In May, an inmate at Millhaven had his throat slashed and it hit a major artery. Blood was splattered everywhere — the most blood Rutley had ever seen — but it was not being cleaned up. Rutley was trying to remain calm and just do her job, but she was required to walk around the blood throughout her shift and it proved to be more difficult for her than expected.
“It was like playing hopscotch throughout the night,” she says. “After eight hours of stepping over this, the blood started to smell and coagulate and then the flashbacks started and the smells; everything started to come back from the shooting in 2011.”
A couple days later when she went back to work, she was put in the mental health unit. She protested and said she did not think she could handle it, but the response was, “Well, everybody has to take their turn,” she says.

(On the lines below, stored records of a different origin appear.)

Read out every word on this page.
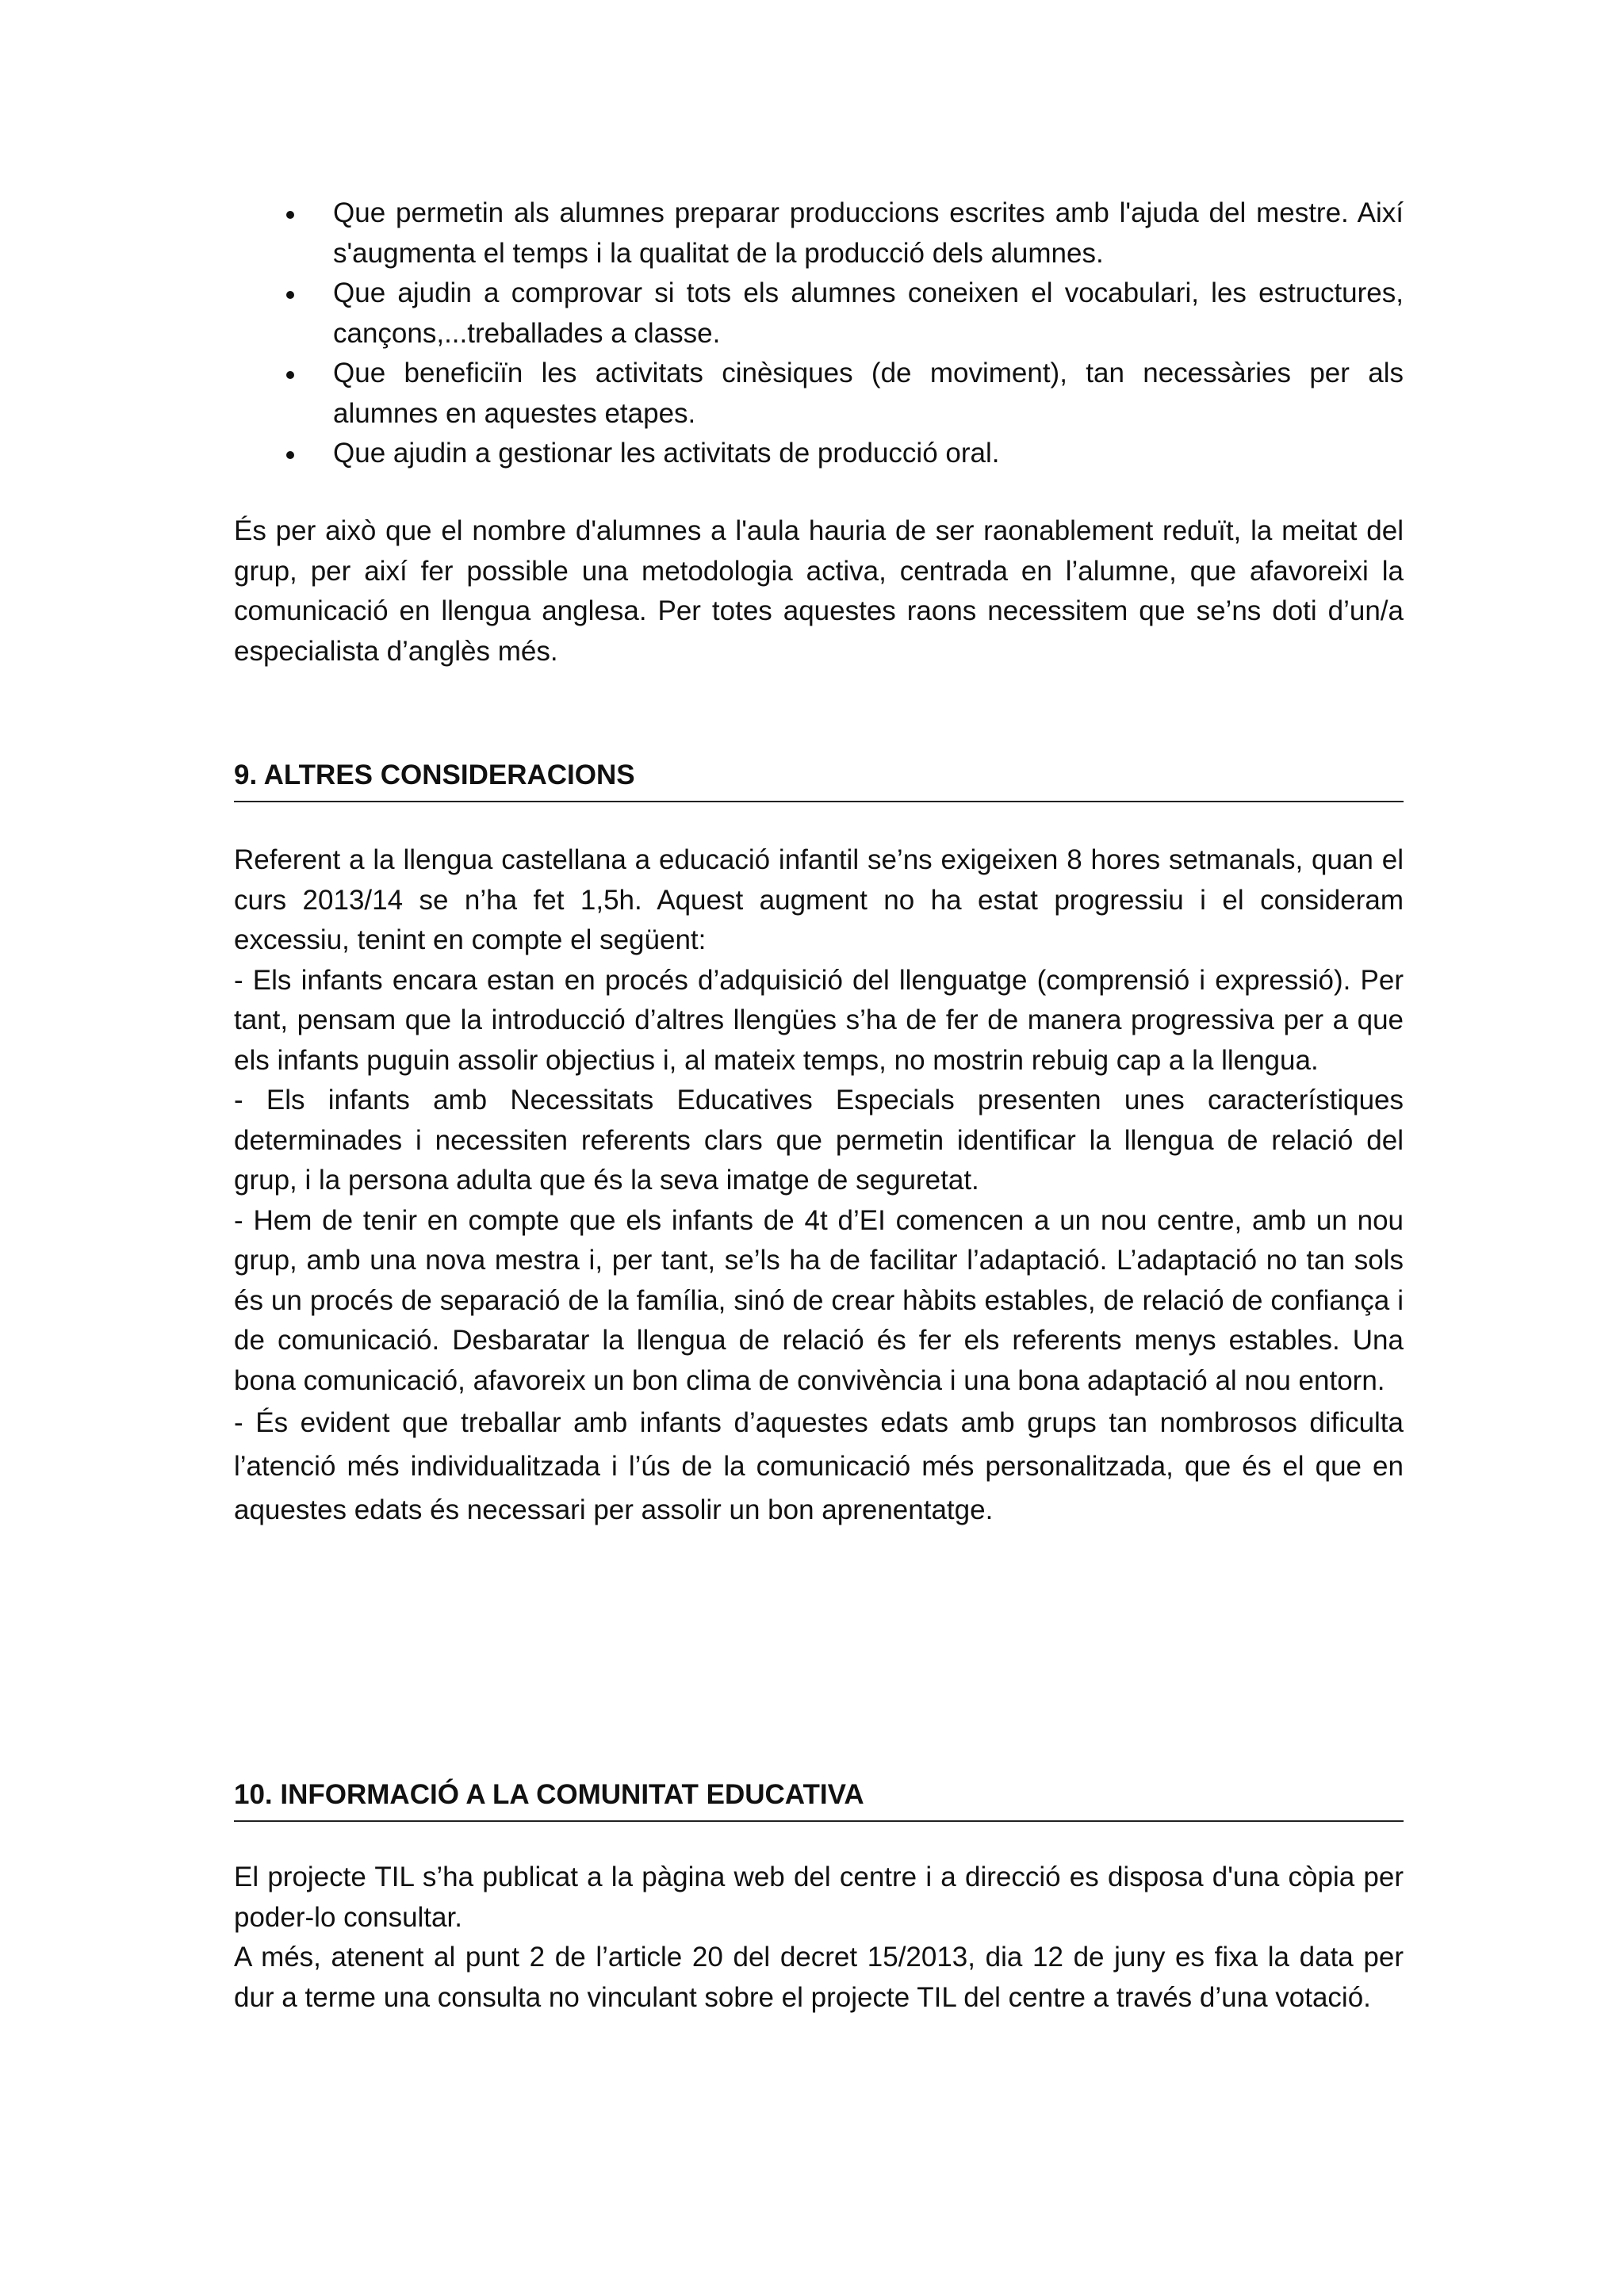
Que permetin als alumnes preparar produccions escrites amb l'ajuda del mestre. Així s'augmenta el temps i la qualitat de la producció dels alumnes.
Que ajudin a comprovar si tots els alumnes coneixen el vocabulari, les estructures, cançons,...treballades a classe.
Que beneficiïn les activitats cinèsiques (de moviment), tan necessàries per als alumnes en aquestes etapes.
Que ajudin a gestionar les activitats de producció oral.

És per això que el nombre d'alumnes a l'aula hauria de ser raonablement reduït, la meitat del grup, per així fer possible una metodologia activa, centrada en l’alumne, que afavoreixi la comunicació en llengua anglesa. Per totes aquestes raons necessitem que se’ns doti d’un/a especialista d’anglès més.

9. ALTRES CONSIDERACIONS

Referent a la llengua castellana a educació infantil se’ns exigeixen 8 hores setmanals, quan el curs 2013/14 se n’ha fet 1,5h. Aquest augment no ha estat progressiu i el consideram excessiu, tenint en compte el següent:

- Els infants encara estan en procés d’adquisició del llenguatge (comprensió i expressió). Per tant, pensam que la introducció d’altres llengües s’ha de fer de manera progressiva per a que els infants puguin assolir objectius i, al mateix temps, no mostrin rebuig cap a la llengua.

- Els infants amb Necessitats Educatives Especials presenten unes característiques determinades i necessiten referents clars que permetin identificar la llengua de relació del grup, i la persona adulta que és la seva imatge de seguretat.

- Hem de tenir en compte que els infants de 4t d’EI comencen a un nou centre, amb un nou grup, amb una nova mestra i, per tant, se’ls ha de facilitar l’adaptació. L’adaptació no tan sols és un procés de separació de la família, sinó de crear hàbits estables, de relació de confiança i de comunicació. Desbaratar la llengua de relació és fer els referents menys estables. Una bona comunicació, afavoreix un bon clima de convivència i una bona adaptació al nou entorn.

- És evident que treballar amb infants d’aquestes edats amb grups tan nombrosos dificulta l’atenció més individualitzada i l’ús de la comunicació més personalitzada, que és el que en aquestes edats és necessari per assolir un bon aprenentatge.

10. INFORMACIÓ A LA COMUNITAT EDUCATIVA

El projecte TIL s’ha publicat a la pàgina web del centre i a direcció es disposa d'una còpia per poder-lo consultar.

A més, atenent al punt 2 de l’article 20 del decret 15/2013, dia 12 de juny es fixa la data per dur a terme una consulta no vinculant sobre el projecte TIL del centre a través d’una votació.
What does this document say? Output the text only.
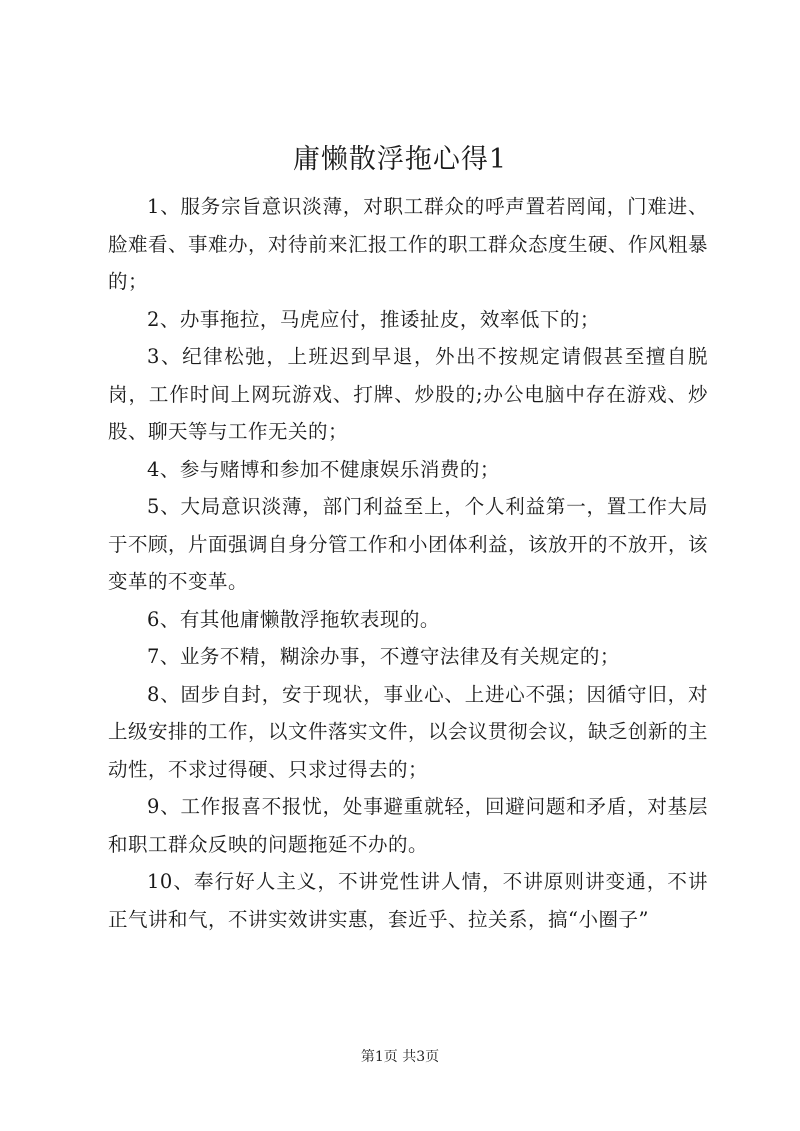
庸懒散浮拖心得1

1、服务宗旨意识淡薄，对职工群众的呼声置若罔闻，门难进、脸难看、事难办，对待前来汇报工作的职工群众态度生硬、作风粗暴的；

2、办事拖拉，马虎应付，推诿扯皮，效率低下的；

3、纪律松弛，上班迟到早退，外出不按规定请假甚至擅自脱岗，工作时间上网玩游戏、打牌、炒股的;办公电脑中存在游戏、炒股、聊天等与工作无关的；

4、参与赌博和参加不健康娱乐消费的；

5、大局意识淡薄，部门利益至上，个人利益第一，置工作大局于不顾，片面强调自身分管工作和小团体利益，该放开的不放开，该变革的不变革。

6、有其他庸懒散浮拖软表现的。

7、业务不精，糊涂办事，不遵守法律及有关规定的；

8、固步自封，安于现状，事业心、上进心不强；因循守旧，对上级安排的工作，以文件落实文件，以会议贯彻会议，缺乏创新的主动性，不求过得硬、只求过得去的；

9、工作报喜不报忧，处事避重就轻，回避问题和矛盾，对基层和职工群众反映的问题拖延不办的。

10、奉行好人主义，不讲党性讲人情，不讲原则讲变通，不讲正气讲和气，不讲实效讲实惠，套近乎、拉关系，搞“小圈子”

第1页 共3页
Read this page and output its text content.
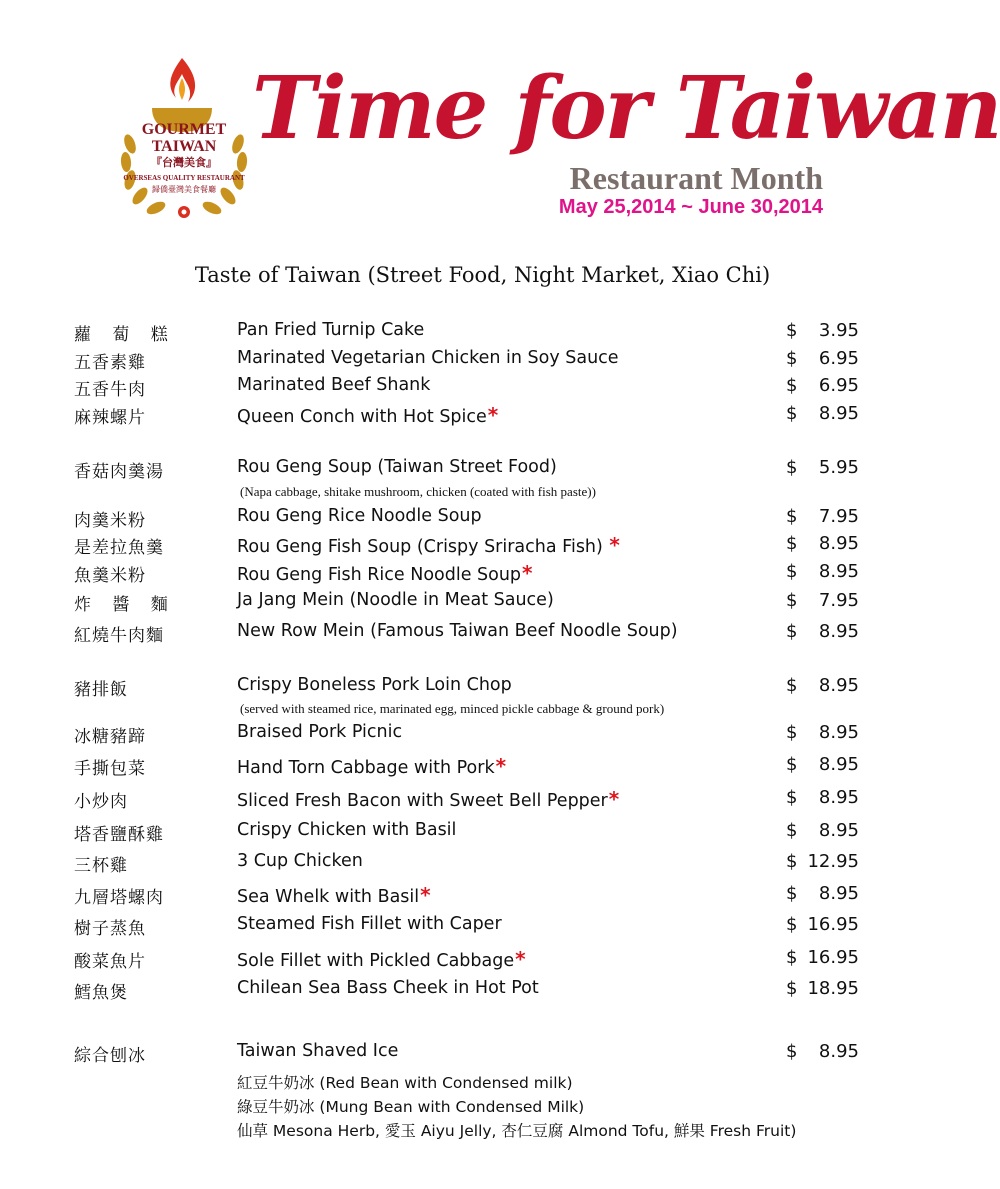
GOURMET
TAIWAN
『台灣美食』
OVERSEAS QUALITY RESTAURANT
歸僑臺灣美食餐廳
Time for Taiwan
Restaurant Month
May 25,2014 ~ June 30,2014
Taste of Taiwan (Street Food, Night Market, Xiao Chi)
蘿 蔔 糕	Pan Fried Turnip Cake	$ 3.95
五香素雞	Marinated Vegetarian Chicken in Soy Sauce	$ 6.95
五香牛肉	Marinated Beef Shank	$ 6.95
麻辣螺片	Queen Conch with Hot Spice*	$ 8.95
香菇肉羹湯	Rou Geng Soup (Taiwan Street Food)	$ 5.95
肉羹米粉	Rou Geng Rice Noodle Soup	$ 7.95
是差拉魚羹	Rou Geng Fish Soup (Crispy Sriracha Fish) *	$ 8.95
魚羹米粉	Rou Geng Fish Rice Noodle Soup*	$ 8.95
炸 醬 麵	Ja Jang Mein (Noodle in Meat Sauce)	$ 7.95
紅燒牛肉麵	New Row Mein (Famous Taiwan Beef Noodle Soup)	$ 8.95
豬排飯	Crispy Boneless Pork Loin Chop	$ 8.95
冰糖豬蹄	Braised Pork Picnic	$ 8.95
手撕包菜	Hand Torn Cabbage with Pork*	$ 8.95
小炒肉	Sliced Fresh Bacon with Sweet Bell Pepper*	$ 8.95
塔香鹽酥雞	Crispy Chicken with Basil	$ 8.95
三杯雞	3 Cup Chicken	$ 12.95
九層塔螺肉	Sea Whelk with Basil*	$ 8.95
樹子蒸魚	Steamed Fish Fillet with Caper	$ 16.95
酸菜魚片	Sole Fillet with Pickled Cabbage*	$ 16.95
鱈魚煲	Chilean Sea Bass Cheek in Hot Pot	$ 18.95
綜合刨冰	Taiwan Shaved Ice	$ 8.95
(Napa cabbage, shitake mushroom, chicken (coated with fish paste))
(served with steamed rice, marinated egg, minced pickle cabbage & ground pork)
紅豆牛奶冰 (Red Bean with Condensed milk)
綠豆牛奶冰 (Mung Bean with Condensed Milk)
仙草 Mesona Herb, 愛玉 Aiyu Jelly, 杏仁豆腐 Almond Tofu, 鮮果 Fresh Fruit)
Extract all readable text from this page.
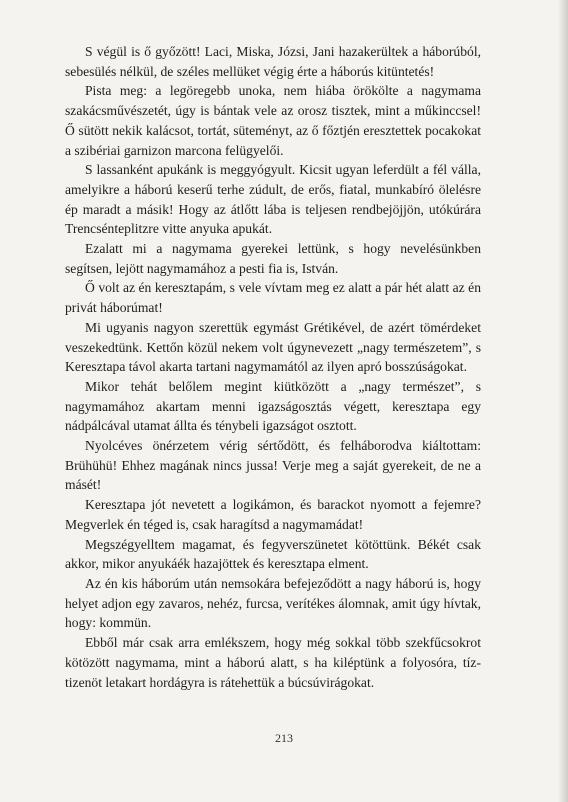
S végül is ő győzött! Laci, Miska, Józsi, Jani hazakerültek a háborúból, sebesülés nélkül, de széles mellüket végig érte a háborús kitüntetés!

Pista meg: a legöregebb unoka, nem hiába örökölte a nagymama szakácsművészetét, úgy is bántak vele az orosz tisztek, mint a műkinccsel! Ő sütött nekik kalácsot, tortát, süteményt, az ő főztjén eresztettek pocakokat a szibériai garnizon marcona felügyelői.

S lassanként apukánk is meggyógyult. Kicsit ugyan leferdült a fél válla, amelyikre a háború keserű terhe zúdult, de erős, fiatal, munkabíró ölelésre ép maradt a másik! Hogy az átlőtt lába is teljesen rendbejöjjön, utókúrára Trencsénteplitzre vitte anyuka apukát.

Ezalatt mi a nagymama gyerekei lettünk, s hogy nevelésünkben segítsen, lejött nagymamához a pesti fia is, István.

Ő volt az én keresztapám, s vele vívtam meg ez alatt a pár hét alatt az én privát háborúmat!

Mi ugyanis nagyon szerettük egymást Grétikével, de azért tömérdeket veszekedtünk. Kettőn közül nekem volt úgynevezett „nagy természetem”, s Keresztapa távol akarta tartani nagymamától az ilyen apró bosszúságokat.

Mikor tehát belőlem megint kiütközött a „nagy természet”, s nagymamához akartam menni igazságosztás végett, keresztapa egy nádpálcával utamat állta és ténybeli igazságot osztott.

Nyolcéves önérzetem vérig sértődött, és felháborodva kiáltottam: Brühühü! Ehhez magának nincs jussa! Verje meg a saját gyerekeit, de ne a másét!

Keresztapa jót nevetett a logikámon, és barackot nyomott a fejemre? Megverlek én téged is, csak haragítsd a nagymamádat!

Megszégyelltem magamat, és fegyverszünetet kötöttünk. Békét csak akkor, mikor anyukáék hazajöttek és keresztapa elment.

Az én kis háborúm után nemsokára befejeződött a nagy háború is, hogy helyet adjon egy zavaros, nehéz, furcsa, verítékes álomnak, amit úgy hívtak, hogy: kommün.

Ebből már csak arra emlékszem, hogy még sokkal több szekfűcsokrot kötözött nagymama, mint a háború alatt, s ha kiléptünk a folyosóra, tíz-tizenöt letakart hordágyra is rátehettük a búcsúvirágokat.

213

During her shift, an inmate who was known for significantly harming himself was literally pulling out his guts.
“At 8 o’clock that morning when we got back from the hospital, I unloaded my weapon, I did everything and I said, ‘Book me off for the next two nights because I’m done.’ That was May 26 and I haven’t been back,” says Rutley. “I can’t go back, the thought of it makes me throw up… I don’t want to deal with inmates, I don’t want to deal with self-injurious harm anymore, I don’t want to see anybody get beat up or stabbed anymore. I am done.”
Rutley is currently taking classes online through the University of Guelph in Ontario for horsemanship. Learning how to trim hooves and perform first aid on a horse has been a welcomed change of pace from the institution. Rutley regularly goes to the country to ride her horse and try out her newly learned skills, something she finds to be a great therapy for her PTSD.
While Rutley doesn’t see herself going back to the institution any time soon, she continues to share her story in the hopes of bringing awareness to the mental health struggles of correctional officers. Looking forward, she would like for there to be less red tape for officers who are trying to get help for their psychological injuries, more support and ongoing care.
When it comes to her own future, Rutley would love to start up an equine business, but she just doesn’t feel up to it quite yet.
“I’ve just kind of suspended everything right now,” she says. “I shouldn’t be feeling like this. It should be everyday I wake up, ‘Yippee! I get to go massage a horse’ or ‘Yippee! I get to trim a hoof’ or whatever, but some days are even hard just to get out.”